Continue by calculating the new mean and median based off this NA-free data set.

```{r, echo = TRUE}
meansteps2 <- mean(sumsteps2$Total.Steps, na.rm = TRUE)
print(paste("Mean of", meansteps2, "steps taken per day."))
mediansteps2 <- median(sumsteps2$Total.Steps, na.rm = TRUE)
print(paste("Median of", mediansteps2, "steps taken per day."))
```

The impact that imputation has had on the measures of mean and median appears negligible for this data set. The median has increased by about 0.011%.


###Are there differences in activity patterns between weekdays and weekends?

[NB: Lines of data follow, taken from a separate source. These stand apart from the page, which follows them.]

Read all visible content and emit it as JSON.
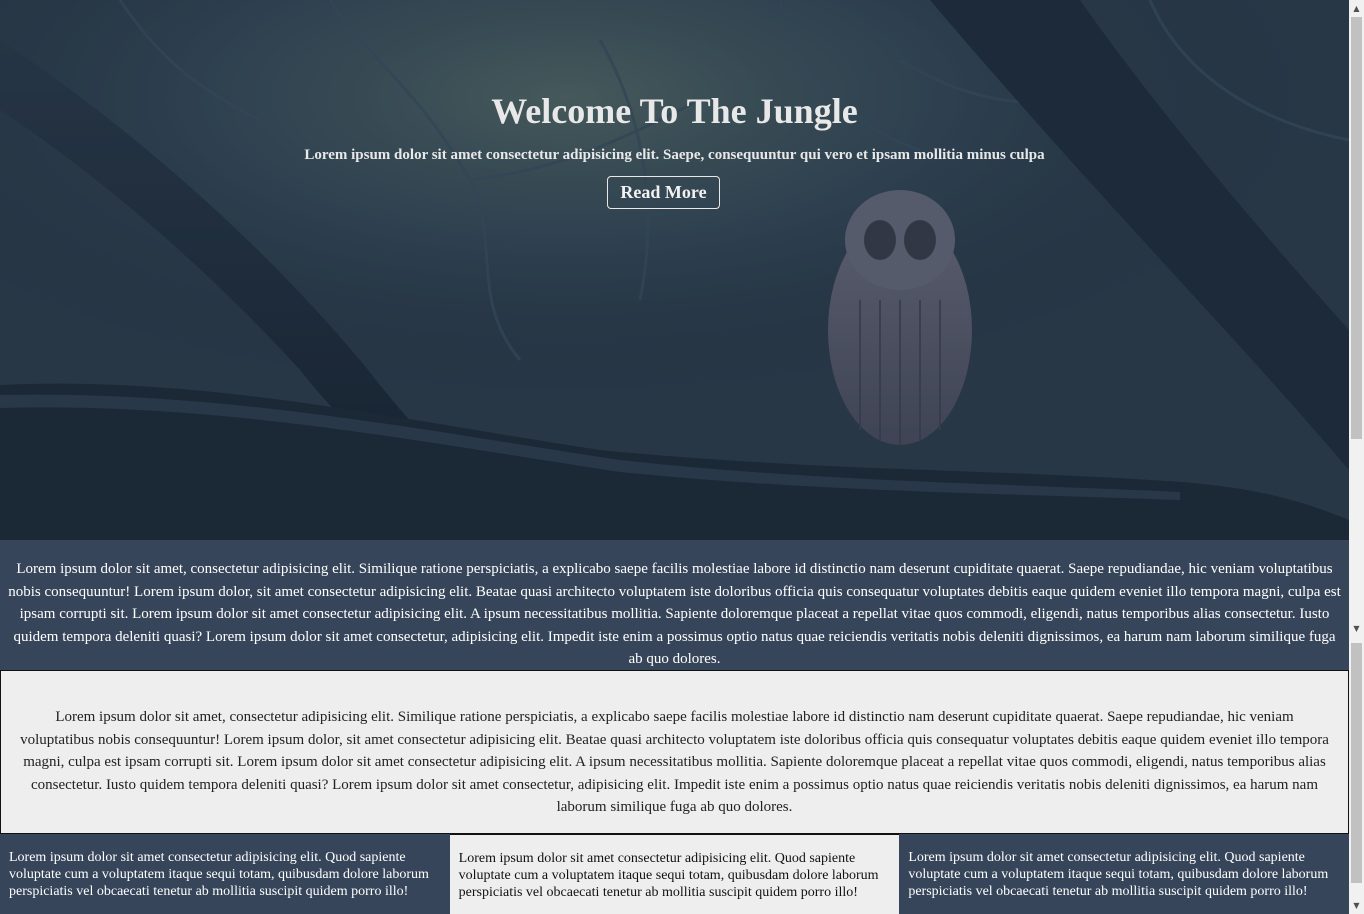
{
  "hero": {
    "title": "Welcome To The Jungle",
    "subtitle": "Lorem ipsum dolor sit amet consectetur adipisicing elit. Saepe, consequuntur qui vero et ipsam mollitia minus culpa",
    "button_label": "Read More",
    "image": "owl-on-branch-night-forest"
  },
  "band_dark": {
    "text": "Lorem ipsum dolor sit amet, consectetur adipisicing elit. Similique ratione perspiciatis, a explicabo saepe facilis molestiae labore id distinctio nam deserunt cupiditate quaerat. Saepe repudiandae, hic veniam voluptatibus nobis consequuntur! Lorem ipsum dolor, sit amet consectetur adipisicing elit. Beatae quasi architecto voluptatem iste doloribus officia quis consequatur voluptates debitis eaque quidem eveniet illo tempora magni, culpa est ipsam corrupti sit. Lorem ipsum dolor sit amet consectetur adipisicing elit. A ipsum necessitatibus mollitia. Sapiente doloremque placeat a repellat vitae quos commodi, eligendi, natus temporibus alias consectetur. Iusto quidem tempora deleniti quasi? Lorem ipsum dolor sit amet consectetur, adipisicing elit. Impedit iste enim a possimus optio natus quae reiciendis veritatis nobis deleniti dignissimos, ea harum nam laborum similique fuga ab quo dolores."
  },
  "band_light": {
    "text": "Lorem ipsum dolor sit amet, consectetur adipisicing elit. Similique ratione perspiciatis, a explicabo saepe facilis molestiae labore id distinctio nam deserunt cupiditate quaerat. Saepe repudiandae, hic veniam voluptatibus nobis consequuntur! Lorem ipsum dolor, sit amet consectetur adipisicing elit. Beatae quasi architecto voluptatem iste doloribus officia quis consequatur voluptates debitis eaque quidem eveniet illo tempora magni, culpa est ipsam corrupti sit. Lorem ipsum dolor sit amet consectetur adipisicing elit. A ipsum necessitatibus mollitia. Sapiente doloremque placeat a repellat vitae quos commodi, eligendi, natus temporibus alias consectetur. Iusto quidem tempora deleniti quasi? Lorem ipsum dolor sit amet consectetur, adipisicing elit. Impedit iste enim a possimus optio natus quae reiciendis veritatis nobis deleniti dignissimos, ea harum nam laborum similique fuga ab quo dolores."
  },
  "columns": [
    {
      "text": "Lorem ipsum dolor sit amet consectetur adipisicing elit. Quod sapiente voluptate cum a voluptatem itaque sequi totam, quibusdam dolore laborum perspiciatis vel obcaecati tenetur ab mollitia suscipit quidem porro illo!"
    },
    {
      "text": "Lorem ipsum dolor sit amet consectetur adipisicing elit. Quod sapiente voluptate cum a voluptatem itaque sequi totam, quibusdam dolore laborum perspiciatis vel obcaecati tenetur ab mollitia suscipit quidem porro illo!"
    },
    {
      "text": "Lorem ipsum dolor sit amet consectetur adipisicing elit. Quod sapiente voluptate cum a voluptatem itaque sequi totam, quibusdam dolore laborum perspiciatis vel obcaecati tenetur ab mollitia suscipit quidem porro illo!"
    }
  ],
  "colors": {
    "dark_band": "#364559",
    "light_band": "#eeeeee",
    "hero_text": "#e8e8e8"
  },
  "scrollbar": {
    "up_icon": "arrow-up-icon",
    "down_icon": "arrow-down-icon"
  }
}
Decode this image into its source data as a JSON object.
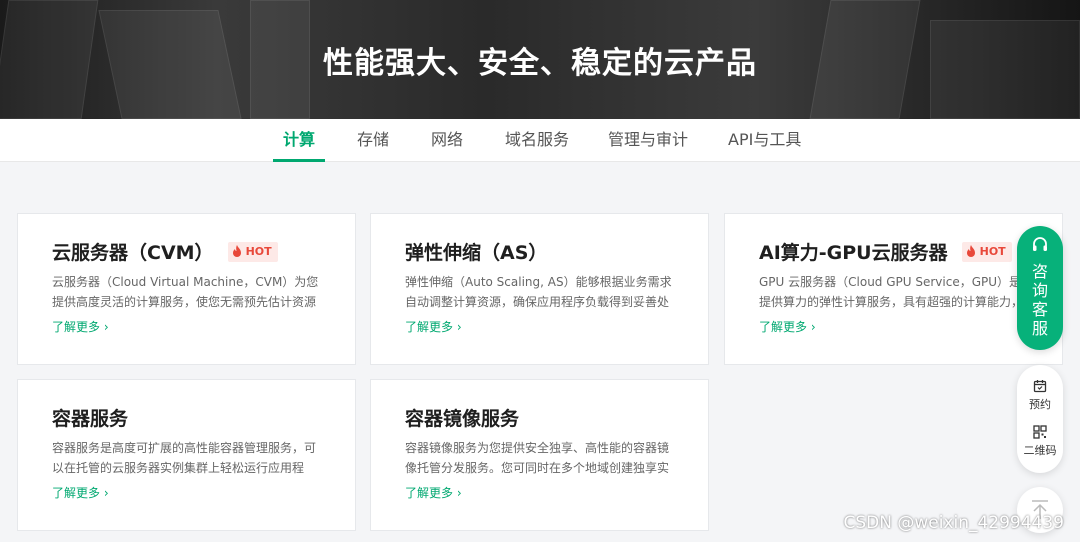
{
  "banner": {
    "title": "性能强大、安全、稳定的云产品"
  },
  "tabs": [
    {
      "label": "计算",
      "active": true
    },
    {
      "label": "存储",
      "active": false
    },
    {
      "label": "网络",
      "active": false
    },
    {
      "label": "域名服务",
      "active": false
    },
    {
      "label": "管理与审计",
      "active": false
    },
    {
      "label": "API与工具",
      "active": false
    }
  ],
  "cards": [
    {
      "title": "云服务器（CVM）",
      "hot": "HOT",
      "desc": "云服务器（Cloud Virtual Machine，CVM）为您提供高度灵活的计算服务，使您无需预先估计资源用...",
      "link": "了解更多"
    },
    {
      "title": "弹性伸缩（AS）",
      "desc": "弹性伸缩（Auto Scaling, AS）能够根据业务需求自动调整计算资源，确保应用程序负载得到妥善处理...",
      "link": "了解更多"
    },
    {
      "title": "AI算力-GPU云服务器",
      "hot": "HOT",
      "desc": "GPU 云服务器（Cloud GPU Service，GPU）是提供算力的弹性计算服务，具有超强的计算能力，服...",
      "link": "了解更多"
    },
    {
      "title": "容器服务",
      "desc": "容器服务是高度可扩展的高性能容器管理服务，可以在托管的云服务器实例集群上轻松运行应用程序。...",
      "link": "了解更多"
    },
    {
      "title": "容器镜像服务",
      "desc": "容器镜像服务为您提供安全独享、高性能的容器镜像托管分发服务。您可同时在多个地域创建独享实例...",
      "link": "了解更多"
    }
  ],
  "link_arrow": "›",
  "side": {
    "consult_label": "咨询客服",
    "consult_chars": [
      "咨",
      "询",
      "客",
      "服"
    ],
    "reserve": "预约",
    "qrcode": "二维码",
    "consult_icon": "headset-icon",
    "reserve_icon": "calendar-icon",
    "qrcode_icon": "qrcode-icon",
    "top_icon": "arrow-up-icon"
  },
  "watermark": "CSDN @weixin_42994439",
  "colors": {
    "accent": "#00a870",
    "hot": "#e8483a",
    "hot_bg": "#fde9e7"
  }
}
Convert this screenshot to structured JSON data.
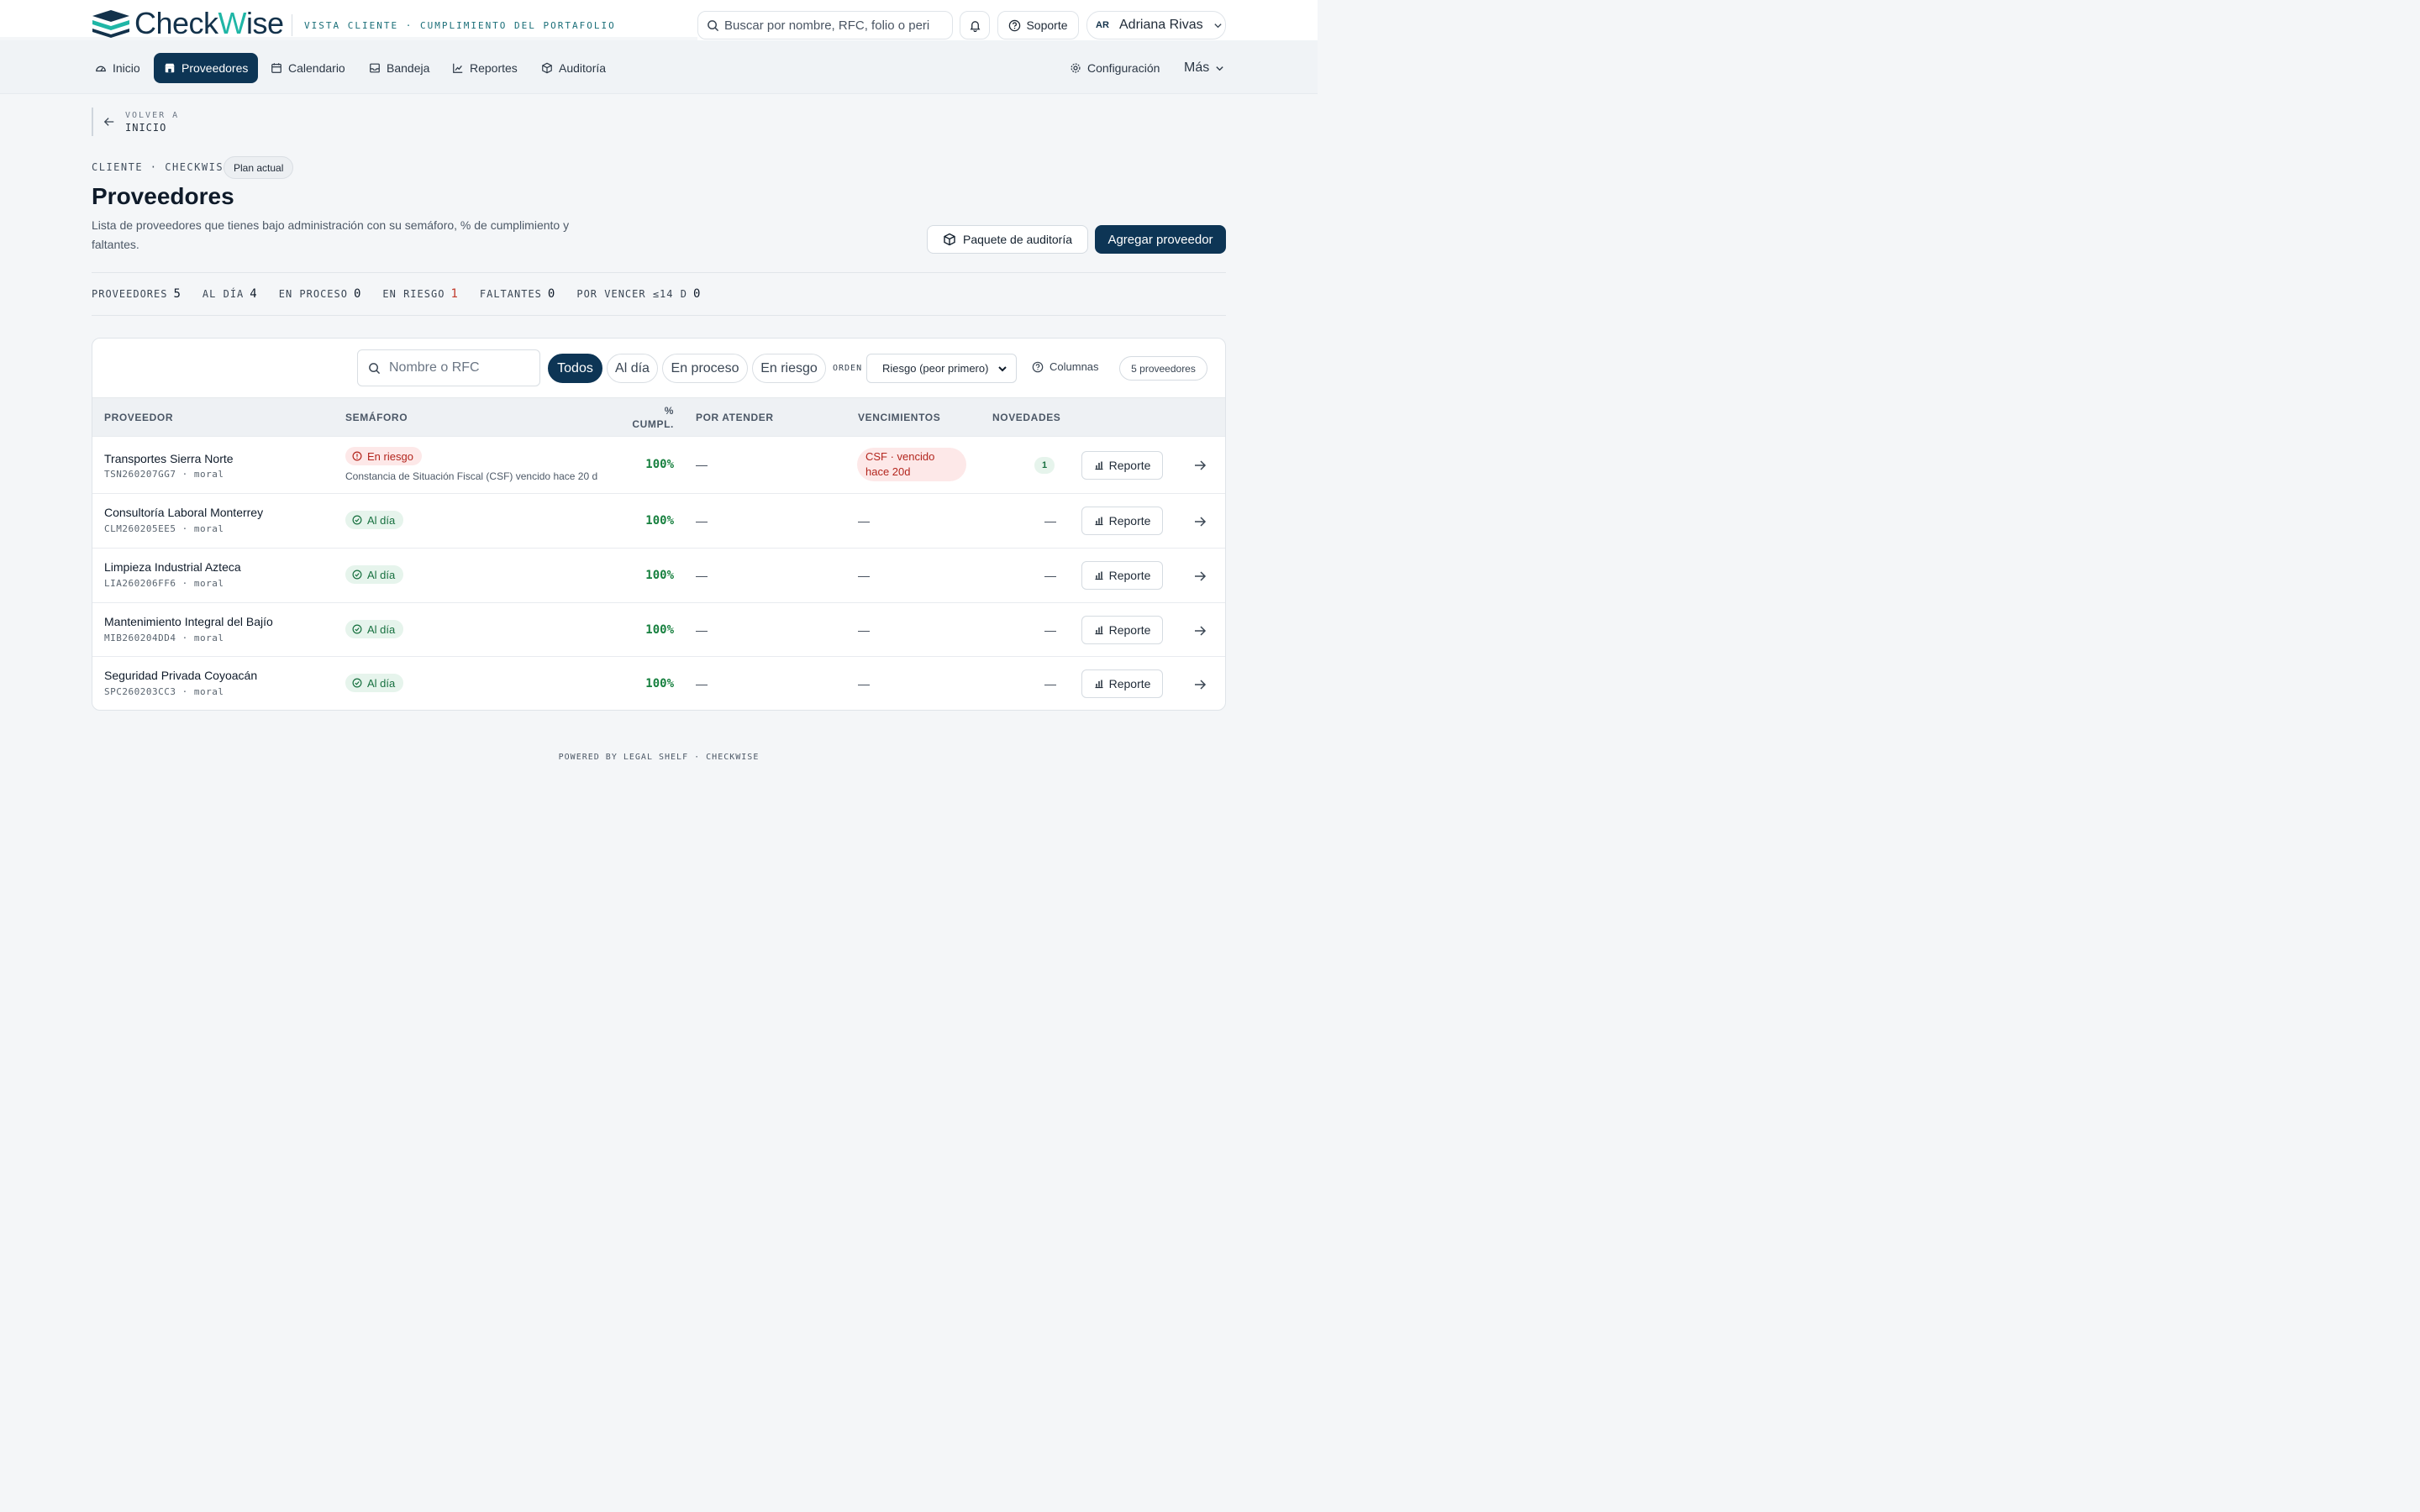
{
  "app": {
    "brand_prefix": "Check",
    "brand_w": "W",
    "brand_suffix": "ise",
    "tagline": "VISTA CLIENTE · CUMPLIMIENTO DEL PORTAFOLIO"
  },
  "header": {
    "search_placeholder": "Buscar por nombre, RFC, folio o peri",
    "support_label": "Soporte",
    "user_initials": "AR",
    "user_name": "Adriana Rivas"
  },
  "nav": {
    "items": [
      {
        "label": "Inicio",
        "icon": "dashboard-icon"
      },
      {
        "label": "Proveedores",
        "icon": "store-icon",
        "active": true
      },
      {
        "label": "Calendario",
        "icon": "calendar-icon"
      },
      {
        "label": "Bandeja",
        "icon": "inbox-icon"
      },
      {
        "label": "Reportes",
        "icon": "chart-line-icon"
      },
      {
        "label": "Auditoría",
        "icon": "box-icon"
      }
    ],
    "settings_label": "Configuración",
    "more_label": "Más"
  },
  "back": {
    "small": "VOLVER A",
    "big": "INICIO"
  },
  "page": {
    "crumb": "CLIENTE · CHECKWISE",
    "plan_badge": "Plan actual",
    "title": "Proveedores",
    "description": "Lista de proveedores que tienes bajo administración con su semáforo, % de cumplimiento y faltantes.",
    "audit_button": "Paquete de auditoría",
    "add_button": "Agregar proveedor"
  },
  "stats": [
    {
      "label": "PROVEEDORES",
      "value": "5"
    },
    {
      "label": "AL DÍA",
      "value": "4"
    },
    {
      "label": "EN PROCESO",
      "value": "0"
    },
    {
      "label": "EN RIESGO",
      "value": "1",
      "color": "#c0392b"
    },
    {
      "label": "FALTANTES",
      "value": "0"
    },
    {
      "label": "POR VENCER ≤14 D",
      "value": "0"
    }
  ],
  "filters": {
    "search_placeholder": "Nombre o RFC",
    "pills": [
      "Todos",
      "Al día",
      "En proceso",
      "En riesgo"
    ],
    "order_label": "ORDEN",
    "order_value": "Riesgo (peor primero)",
    "columns_label": "Columnas",
    "count_label": "5 proveedores"
  },
  "table": {
    "headers": {
      "provider": "PROVEEDOR",
      "semaforo": "SEMÁFORO",
      "pct_line1": "%",
      "pct_line2": "CUMPL.",
      "pending": "POR ATENDER",
      "expiry": "VENCIMIENTOS",
      "news": "NOVEDADES"
    },
    "report_label": "Reporte",
    "dash": "—",
    "rows": [
      {
        "name": "Transportes Sierra Norte",
        "rfc": "TSN260207GG7 · moral",
        "status": "En riesgo",
        "status_type": "risk",
        "note": "Constancia de Situación Fiscal (CSF) vencido hace 20 d",
        "pct": "100%",
        "pending": "—",
        "expiry": "CSF · vencido hace 20d",
        "news": "1"
      },
      {
        "name": "Consultoría Laboral Monterrey",
        "rfc": "CLM260205EE5 · moral",
        "status": "Al día",
        "status_type": "ok",
        "pct": "100%",
        "pending": "—",
        "expiry": "—",
        "news": "—"
      },
      {
        "name": "Limpieza Industrial Azteca",
        "rfc": "LIA260206FF6 · moral",
        "status": "Al día",
        "status_type": "ok",
        "pct": "100%",
        "pending": "—",
        "expiry": "—",
        "news": "—"
      },
      {
        "name": "Mantenimiento Integral del Bajío",
        "rfc": "MIB260204DD4 · moral",
        "status": "Al día",
        "status_type": "ok",
        "pct": "100%",
        "pending": "—",
        "expiry": "—",
        "news": "—"
      },
      {
        "name": "Seguridad Privada Coyoacán",
        "rfc": "SPC260203CC3 · moral",
        "status": "Al día",
        "status_type": "ok",
        "pct": "100%",
        "pending": "—",
        "expiry": "—",
        "news": "—"
      }
    ]
  },
  "footer": "POWERED BY LEGAL SHELF · CHECKWISE",
  "colors": {
    "brand_navy": "#0d3555",
    "brand_teal": "#1fb6a6",
    "ok_green": "#17703f",
    "risk_red": "#b3261e"
  }
}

Let's first create a new column in the imputed data set that designates the weekday of the observation and then convert that into a factor column with two levels: Weekday and Weekend.

```{r, echo = TRUE}
activity2$weekday <- weekdays(activity2$date)
index2 <- activity2$weekday %in% c("Sunday", "Saturday")
activity2 <- within(activity2, weekday[index2] <- "Weekend")
activity2 <- within(activity2, weekday[!index2] <- "Weekday")
activity2$weekday <- as.factor(activity2$weekday)
```

Now to finish with a panel plot displaying the Average Step Count per 5-min interval for the weekend observations vs the weekday observations. Begin by grouping the imputed data by both weekday factor level and interval.

```{r, echo = TRUE}
activity2_byint <- group_by(activity2, weekday, interval)
avgsteps_int2 <- summarise(activity2_byint, Avg.Step.Count = mean(steps, na.rm = TRUE))
```

Then, create a multi-panel plot, one for the weekday data, and one for the weekend data, that displays the average step count per 5-min interval during the day.

```{r, echo = TRUE}
q <- ggplot(avgsteps_int2, aes(interval, Avg.Step.Count))
q + geom_line(aes(color = weekday), lwd = 0.8) + 
        facet_grid(weekday ~ .) + 
        labs(title = "Average Step Count per 5-min Interval (Imputed)") + 
        labs(x = "5-minute Interval", y = "Average Step Count") + 
        theme(legend.position = "none")
```

We see that the weekday data has a much higher spike in the average step count in the morning during commuter hours, but that the weekend average step counts are more consistently higher throughout the day. These patterns seem to fit with typical workday vs weekend activity patterns.